I am grateful to B. Poulin and Houghton Mifflin for permission to quote from A. Poulin Jr.’s 1977 translation of Rainer Maria Rilke’s Duino Elegies : this remains, for me, the definitive English rendition. All references to Bengali versions of the Elegies are from the superb translations published by Buddhadeva Basu in the late 1960s. These are now available in the collected edition of Buddhadeva Basu’s poetry, Kabita Sangraha ( Pancham Khanda ), edited by Mukul Guha (Dey’s Publishing, Kolkata, 1994).
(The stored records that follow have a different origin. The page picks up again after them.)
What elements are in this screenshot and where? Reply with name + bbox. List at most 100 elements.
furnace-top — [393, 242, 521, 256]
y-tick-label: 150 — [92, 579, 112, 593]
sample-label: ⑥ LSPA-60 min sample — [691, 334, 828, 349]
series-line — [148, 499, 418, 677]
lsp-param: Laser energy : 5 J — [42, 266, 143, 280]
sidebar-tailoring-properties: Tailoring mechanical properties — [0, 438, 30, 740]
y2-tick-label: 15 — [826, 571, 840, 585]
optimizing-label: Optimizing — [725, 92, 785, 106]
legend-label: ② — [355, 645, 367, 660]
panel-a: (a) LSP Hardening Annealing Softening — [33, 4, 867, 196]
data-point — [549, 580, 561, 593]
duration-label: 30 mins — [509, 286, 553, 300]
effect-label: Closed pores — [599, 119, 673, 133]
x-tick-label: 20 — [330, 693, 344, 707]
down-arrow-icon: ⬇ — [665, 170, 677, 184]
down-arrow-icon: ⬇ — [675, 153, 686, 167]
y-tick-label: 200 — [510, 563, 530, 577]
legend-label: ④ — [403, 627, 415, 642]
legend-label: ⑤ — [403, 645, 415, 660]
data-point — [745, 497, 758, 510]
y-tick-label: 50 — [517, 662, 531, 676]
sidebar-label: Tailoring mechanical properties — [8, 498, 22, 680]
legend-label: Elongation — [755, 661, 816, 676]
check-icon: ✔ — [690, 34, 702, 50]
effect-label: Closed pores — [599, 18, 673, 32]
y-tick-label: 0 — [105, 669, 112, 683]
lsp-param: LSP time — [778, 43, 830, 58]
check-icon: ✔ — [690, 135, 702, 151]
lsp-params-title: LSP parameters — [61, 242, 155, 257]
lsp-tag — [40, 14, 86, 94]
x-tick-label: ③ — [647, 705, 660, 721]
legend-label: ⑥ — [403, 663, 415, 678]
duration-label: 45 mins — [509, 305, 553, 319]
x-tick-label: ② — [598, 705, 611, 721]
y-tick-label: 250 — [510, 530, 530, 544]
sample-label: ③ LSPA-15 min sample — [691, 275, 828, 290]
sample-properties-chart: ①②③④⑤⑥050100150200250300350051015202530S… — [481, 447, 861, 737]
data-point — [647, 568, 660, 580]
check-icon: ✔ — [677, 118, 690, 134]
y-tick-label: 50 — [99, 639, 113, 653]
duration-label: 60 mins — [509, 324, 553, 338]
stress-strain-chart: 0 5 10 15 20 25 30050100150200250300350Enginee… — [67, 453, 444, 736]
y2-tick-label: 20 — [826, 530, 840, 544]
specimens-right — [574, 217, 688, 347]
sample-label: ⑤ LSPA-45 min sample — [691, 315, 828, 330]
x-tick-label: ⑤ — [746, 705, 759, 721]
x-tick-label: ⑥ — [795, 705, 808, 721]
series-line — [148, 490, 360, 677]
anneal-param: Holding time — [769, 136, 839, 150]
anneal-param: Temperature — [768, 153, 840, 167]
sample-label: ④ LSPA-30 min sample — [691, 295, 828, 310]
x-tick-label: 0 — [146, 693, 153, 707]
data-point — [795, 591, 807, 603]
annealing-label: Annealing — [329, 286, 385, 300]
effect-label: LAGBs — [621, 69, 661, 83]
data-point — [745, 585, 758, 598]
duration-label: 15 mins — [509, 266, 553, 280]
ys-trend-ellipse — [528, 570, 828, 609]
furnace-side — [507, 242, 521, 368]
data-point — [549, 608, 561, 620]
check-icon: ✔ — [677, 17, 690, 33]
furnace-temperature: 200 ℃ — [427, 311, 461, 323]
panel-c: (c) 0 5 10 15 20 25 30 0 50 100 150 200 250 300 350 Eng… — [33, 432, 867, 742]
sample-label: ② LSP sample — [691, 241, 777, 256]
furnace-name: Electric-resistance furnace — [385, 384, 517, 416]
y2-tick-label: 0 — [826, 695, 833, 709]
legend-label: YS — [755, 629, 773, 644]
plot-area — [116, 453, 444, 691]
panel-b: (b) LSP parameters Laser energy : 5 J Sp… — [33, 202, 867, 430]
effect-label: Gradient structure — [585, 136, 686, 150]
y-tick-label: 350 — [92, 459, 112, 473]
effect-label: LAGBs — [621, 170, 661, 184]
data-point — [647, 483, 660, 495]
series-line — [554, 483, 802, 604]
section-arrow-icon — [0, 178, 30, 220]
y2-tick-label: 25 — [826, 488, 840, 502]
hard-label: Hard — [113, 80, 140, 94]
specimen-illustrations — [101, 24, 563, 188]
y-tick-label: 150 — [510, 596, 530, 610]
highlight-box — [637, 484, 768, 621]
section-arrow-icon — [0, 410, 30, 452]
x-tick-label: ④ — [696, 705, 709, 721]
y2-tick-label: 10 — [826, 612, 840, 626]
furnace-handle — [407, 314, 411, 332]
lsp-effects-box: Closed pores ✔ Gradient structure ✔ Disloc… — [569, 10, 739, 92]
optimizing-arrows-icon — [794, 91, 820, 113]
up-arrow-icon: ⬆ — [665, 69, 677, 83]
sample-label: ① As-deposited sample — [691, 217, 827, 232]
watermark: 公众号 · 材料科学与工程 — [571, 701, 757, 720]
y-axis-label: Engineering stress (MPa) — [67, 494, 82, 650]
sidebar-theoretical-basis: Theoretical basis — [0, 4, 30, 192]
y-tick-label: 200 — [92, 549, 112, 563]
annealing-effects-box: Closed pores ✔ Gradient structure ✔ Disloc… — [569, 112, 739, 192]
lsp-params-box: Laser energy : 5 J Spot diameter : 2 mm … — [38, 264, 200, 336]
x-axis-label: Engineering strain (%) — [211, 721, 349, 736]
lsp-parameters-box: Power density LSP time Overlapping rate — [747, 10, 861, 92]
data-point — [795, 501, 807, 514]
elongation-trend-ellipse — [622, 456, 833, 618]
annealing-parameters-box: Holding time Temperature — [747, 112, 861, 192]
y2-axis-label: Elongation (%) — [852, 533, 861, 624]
I would also like to acknowledge the help, support and hospitality, variously, of the following: Leela and Horen Mandol, Tuhin Mandol, the Santa Maddalena Foundation, Mohanlal Mandol, Anil Kumar Mandol, Amites Mukhopadhyay, Parikshit Bar, James Simpson, Clint Seely, Edward Yazijian, Abhijit Bannerjee and Dr. Gopinath Burman. To my sister, Dr. Chaitali Basu, I owe a special word of thanks. For the care they have taken with this book, I am greatly indebted to Janet Silver, Susan Watt and Karl Blessing, as also to Agnes Krup and Barney Karpfinger of the Karpfinger Agency.
The support of my wife, Debbie, was of inestimable value in the writing of this book. To her, and to my children, Lila and Nayan, my debt is beyond reckoning.